Research Article: The Peculiarities of Large Intron Splicing in Animals

Date Published: November 16, 2009

Publisher: Public Library of Science

Author(s): Samuel Shepard, Mark McCreary, Alexei Fedorov, Alan Christoffels.

Abstract: In mammals a considerable 92% of genes contain introns, with hundreds and hundreds of these introns reaching the incredible size of over 50,000 nucleotides. These “large introns” must be spliced out of the pre-mRNA in a timely fashion, which involves bringing together distant 5′ and 3′ acceptor and donor splice sites. In invertebrates, especially Drosophila, it has been shown that larger introns can be spliced efficiently through a process known as recursive splicing—a consecutive splicing from the 5′-end at a series of combined donor-acceptor splice sites called RP-sites. Using a computational analysis of the genomic sequences, we show that vertebrates lack the proper enrichment of RP-sites in their large introns, and, therefore, require some other method to aid splicing. We analyzed over 15,000 non-redundant, large introns from six mammals, 1,600 from chicken and zebrafish, and 560 non-redundant large introns from five invertebrates. Our bioinformatic investigation demonstrates that, unlike the studied invertebrates, the studied vertebrate genomes contain consistently abundant amounts of direct and complementary strand interspersed repetitive elements (mainly SINEs and LINEs) that may form stems with each other in large introns. This examination showed that predicted stems are indeed abundant and stable in the large introns of mammals. We hypothesize that such stems with long loops within large introns allow intron splice sites to find each other more quickly by folding the intronic RNA upon itself at smaller intervals and, thus, reducing the distance between donor and acceptor sites.

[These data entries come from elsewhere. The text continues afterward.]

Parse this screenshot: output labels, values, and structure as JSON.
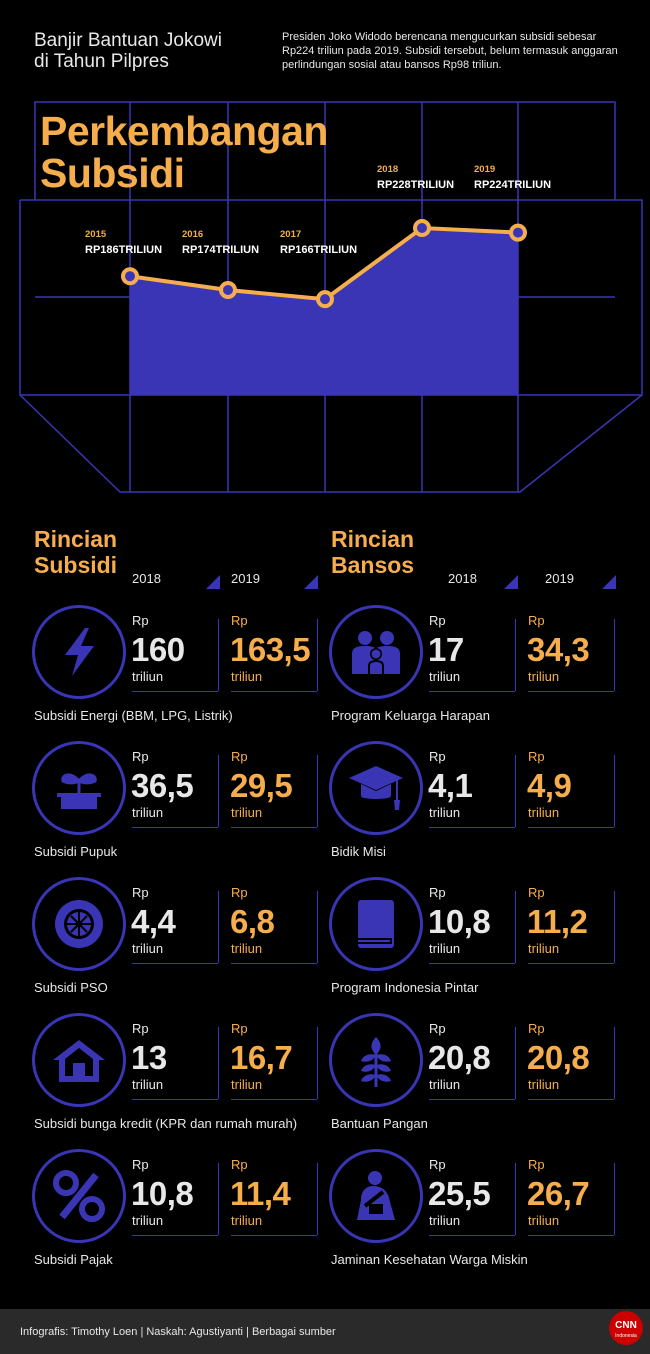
{
  "header": {
    "title_line1": "Banjir Bantuan Jokowi",
    "title_line2": "di Tahun Pilpres",
    "description": "Presiden Joko Widodo berencana mengucurkan subsidi sebesar Rp224 triliun pada 2019. Subsidi tersebut, belum termasuk anggaran perlindungan sosial atau bansos Rp98 triliun."
  },
  "chart_data": {
    "type": "area",
    "title": "Perkembangan Subsidi",
    "title_line1": "Perkembangan",
    "title_line2": "Subsidi",
    "x": [
      "2015",
      "2016",
      "2017",
      "2018",
      "2019"
    ],
    "values": [
      186,
      174,
      166,
      228,
      224
    ],
    "value_labels": [
      "RP186TRILIUN",
      "RP174TRILIUN",
      "RP166TRILIUN",
      "RP228TRILIUN",
      "RP224TRILIUN"
    ],
    "unit": "TRILIUN",
    "fill_color": "#3a35b5",
    "line_color": "#f6ad4b"
  },
  "subsidi": {
    "title_line1": "Rincian",
    "title_line2": "Subsidi",
    "col_2018": "2018",
    "col_2019": "2019",
    "items": [
      {
        "name": "Subsidi Energi (BBM, LPG, Listrik)",
        "v2018": "160",
        "v2019": "163,5",
        "icon": "lightning-icon"
      },
      {
        "name": "Subsidi Pupuk",
        "v2018": "36,5",
        "v2019": "29,5",
        "icon": "sprout-icon"
      },
      {
        "name": "Subsidi PSO",
        "v2018": "4,4",
        "v2019": "6,8",
        "icon": "wheel-icon"
      },
      {
        "name": "Subsidi bunga kredit (KPR dan rumah murah)",
        "v2018": "13",
        "v2019": "16,7",
        "icon": "house-icon"
      },
      {
        "name": "Subsidi Pajak",
        "v2018": "10,8",
        "v2019": "11,4",
        "icon": "percent-icon"
      }
    ]
  },
  "bansos": {
    "title_line1": "Rincian",
    "title_line2": "Bansos",
    "col_2018": "2018",
    "col_2019": "2019",
    "items": [
      {
        "name": "Program Keluarga Harapan",
        "v2018": "17",
        "v2019": "34,3",
        "icon": "family-icon"
      },
      {
        "name": "Bidik Misi",
        "v2018": "4,1",
        "v2019": "4,9",
        "icon": "graduation-cap-icon"
      },
      {
        "name": "Program Indonesia Pintar",
        "v2018": "10,8",
        "v2019": "11,2",
        "icon": "book-icon"
      },
      {
        "name": "Bantuan Pangan",
        "v2018": "20,8",
        "v2019": "20,8",
        "icon": "wheat-icon"
      },
      {
        "name": "Jaminan Kesehatan Warga Miskin",
        "v2018": "25,5",
        "v2019": "26,7",
        "icon": "patient-icon"
      }
    ]
  },
  "units": {
    "rp": "Rp",
    "triliun": "triliun"
  },
  "footer": {
    "credit": "Infografis: Timothy Loen | Naskah: Agustiyanti | Berbagai sumber",
    "logo_text": "CNN",
    "logo_sub": "Indonesia"
  },
  "colors": {
    "accent": "#f6ad4b",
    "blue": "#3a35b5",
    "background": "#000000"
  }
}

Partial Text: Introns are found ubiquitously in eukaryotic genomes and yet their role is still poorly understood and underappreciated. A range of recent studies have suggested that introns may have even existed in what some regard to be primordial eukaryotes [1]–[4] or even earlier [5]–[6]. Different aspects of the evolution of introns have been well reviewed by [7]–[9].

The sequences of non-redundant, large introns (>50 kb) were obtained from the Exon-Intron Database [16]. Our datasets are available upon request. Supplementary Figure S1, Figure 3, and Tables 1–4 used these datasets. For the human intergenic region RP-site analysis we used the same data set as in [17], which contains over 3.5 million nucleotides. For the fruit fly intergenic region RP-site analysis we used the complete set of intergenic regions from FlyBase release 5.10 ( [18]. FlyBase release 5.10 was the same release used to build our Exon-Intron database from which we obtained the sample of large introns. See Supplementary Figure S3 for intergenic region RP-site analysis.

The timely removal of large introns from pre-mRNA poses a challenging problem to spliceosomal machinery. It has been experimentally and computationally proven that in Drosophila melanogaster there exists a special strategy named recursive splicing for the excision of large introns. Recursive splicing occurs via selective accumulation of combined donor-acceptor splicing sites called RP-sites [12]–[13]. In our research, we used the complete set of Drosophila large introns to confirm the previous computation by Burnette et al.[13]—showing again that fruit fly had more than 20 times the selective accumulation of RP-sites within large introns over their complementary strands. Similarly, all other studied Insecta species (mosquito, honey bee, and beetle) as well as more distant invertebrates (sea urchin) also had an accumulation of RP-sites within their large introns that was several times more abundant when compared to their complementary strand. We also showed that the accumulation of RP-sites is in particular with respect to intron class size in fruit fly but not in human (Supplementary Figure S1). On the other hand, all studied vertebrates, including six mammals, did not show significant accumulation of RP-sites (see Supplementary Figure S2 for a visual representation of this phenomena). Moreover, vertebrate species have overwhelmingly more large introns than the examined invertebrates. Therefore, vertebrates must mobilize another molecular mechanism for the removal of their large introns from pre-mRNA. We have hypothesized that multiple hairpins with large loops could form compact spatial structures within large introns that could help put the donor and acceptor splice sites in close proximity in order to facilitate splicing.